Après l’époque des « précurseurs », l’ascensionnisme se développa véritablement dans la deuxième moitié du 19e siècle, dans une période dont les premières décennies furent qualifiés par les alpinistes eux-mêmes d’« âge d’or de l’alpinisme. »
A la suite des victoires de Ramond dans les Pyrénées, un groupe restreint de pyrénéistes multiplia les ascensions519. Ainsi, Charles Packe gravit le Balaïtous en 1864 et publia en 1862 la première édition de son Guide to the Pyrenees 520 , destiné à l’usage des touristes et ascensionnistes et proposant cent six itinéraires et ascensions. Son ami et rival, le comte Henri Russel, réalisa ses premiers ascensions à partir de 1858, parvint au sommet du Balaïtous une semaine après Packe en 1864 et publia également un guide en 1866521. L’année « 1858 marque une date-charnière dans les Pyrénées : le comte Russell y accomplit ses premières ascensions et l’Itinéraire descriptif des Pyrénées d’Adolphe Joanne [consacra] les débuts du grand tourisme pyrénéen. En une vingtaine d’années, les principaux sommets [étaient] gravis, du Carlit à l’Est, au pic d’Anie à l’Ouest, une abondante littérature se [développait] et la configuration géographique de la chaîne [pouvait] enfin être précisée. »522 La prédominance des Anglais était très marquée, mais quelques locaux s’imposèrent également dans ce mouvement du pyrénéisme scientifique, au premier plan desquels le bordelais Franz Schrader523.
Malgré l’accent mis sur les précurseurs alpins dans les différentes histoires de l’alpinisme, « avant 1860, les hautes régions [alpines] [étaient] très peu fréquentées et ne [bénéficiaient] pas du halo romantique qui [entourait] les Pyrénées »524. Le tourisme ne se développait modestement que dans la vallée de Chamonix, et à l’exception des quelques précurseurs déjà cités et de quelques glaciologues explorant l’Öberland bernois et les glacières de Chamonix525, l’ascensionnisme alpin ne s’épanouit qu’à partir des années 1850 et surtout 1860.
Traditionnellement, l’année 1854 marque le début de l’ âge d’or de l’alpinisme, avec l’ascension par Sir Alfred Wills du Wetterhorn (3 701 mètres), et celle par les frères Smyth du Dufourspitze (ou Monte Rosa, 4 634 mètres), le deuxième plus haut sommet des Alpes, situé dans le Valais.

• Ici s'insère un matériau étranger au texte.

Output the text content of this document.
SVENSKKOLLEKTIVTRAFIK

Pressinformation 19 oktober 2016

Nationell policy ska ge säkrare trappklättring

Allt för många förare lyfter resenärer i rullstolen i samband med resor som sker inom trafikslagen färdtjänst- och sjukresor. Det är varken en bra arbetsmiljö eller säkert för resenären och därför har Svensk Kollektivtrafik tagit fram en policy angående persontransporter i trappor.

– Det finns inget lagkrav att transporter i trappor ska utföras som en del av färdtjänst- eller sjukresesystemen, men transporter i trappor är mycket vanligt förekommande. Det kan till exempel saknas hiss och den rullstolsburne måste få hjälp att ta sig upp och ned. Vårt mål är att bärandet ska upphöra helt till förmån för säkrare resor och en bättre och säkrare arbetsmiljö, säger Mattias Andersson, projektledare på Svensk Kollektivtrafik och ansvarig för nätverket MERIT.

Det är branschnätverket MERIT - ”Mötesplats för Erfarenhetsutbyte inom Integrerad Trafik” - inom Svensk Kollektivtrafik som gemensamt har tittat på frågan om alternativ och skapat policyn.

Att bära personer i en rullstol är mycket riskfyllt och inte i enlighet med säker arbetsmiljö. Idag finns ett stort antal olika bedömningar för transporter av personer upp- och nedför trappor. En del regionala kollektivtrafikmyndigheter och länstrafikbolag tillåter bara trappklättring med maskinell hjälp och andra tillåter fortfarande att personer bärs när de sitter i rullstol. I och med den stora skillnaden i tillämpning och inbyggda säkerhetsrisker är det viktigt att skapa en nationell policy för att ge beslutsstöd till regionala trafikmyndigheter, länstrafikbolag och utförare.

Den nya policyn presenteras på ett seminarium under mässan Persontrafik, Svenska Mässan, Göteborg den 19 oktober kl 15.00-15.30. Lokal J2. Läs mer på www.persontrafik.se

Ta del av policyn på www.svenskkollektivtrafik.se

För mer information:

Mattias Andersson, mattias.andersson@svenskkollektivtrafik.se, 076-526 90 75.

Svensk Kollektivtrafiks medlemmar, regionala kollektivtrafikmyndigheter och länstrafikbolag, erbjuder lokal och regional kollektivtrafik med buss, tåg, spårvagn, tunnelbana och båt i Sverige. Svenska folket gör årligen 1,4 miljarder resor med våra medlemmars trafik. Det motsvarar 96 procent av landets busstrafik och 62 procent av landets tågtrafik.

La domination anglaise était tout aussi marquée que dans les Pyrénées : entre 1854 et 1865, cent quatre-vingt grands sommets étaient vaincus, dont la moitié et tous les plus hauts par des cordées anglaises526. Parmi les plus célèbres, William Coolidge (1850-1926)527 et Edward Whymper occupent sans doute les premières places. Ce dernier gravit entre autres le Pelvoux en 1861, retrouvant les traces du campement de Durand, mais il reste surtout connu pour sa victoire tragique au Cervin en 1865, dans laquelle quatre de ses compagnons moururent. Classiquement, cette ascension clôt l’époque de l’âge d’or et ouvre une période plus informelle de conquête des Alpes, s’étendant environ jusqu’à la première guerre mondiale et marquant l’émergence d’un intérêt plus spécifique pour la difficulté technique et la performance sportive avec des hommes comme Walker, Coolidge ou Mummery.
Images de la montagne. Op. cit. Troisième Partie : Découverte des sommets et tourisme (XVIIIe-XIXe siècles), p. 40-41.
PACKE Charles. A Guide to the Pyrenees, especially intended for the use of moutaineers, with maps, diagrams and tables. Londres : [sn], 1862, 201 p.
RUSSEL-KILLOUG Henri. Les Grandes ascensions des Pyrénées d’une mer à l’autre. Guide spécial du piéton, ornée de douze cartes. Paris ;Toulouse : [sn], 1866, 297 p.
BROC Numa. La Montagne, la carte et l’alpinisme. Op. cit., p. 112-113.
Voir infra, partie 2, chapitre 2.2.2.
BROC Numa. La Montagne, la carte et l’alpinisme. Op. cit., p. 115.
Voir supra, partie 2, chapitre 1.2.
BONINGTON Chris. Deux siècles d’histoire de l’alpinisme. Op. cit., p. 269.
Né américain, mais ayant fait ses études et vécu en Angleterre.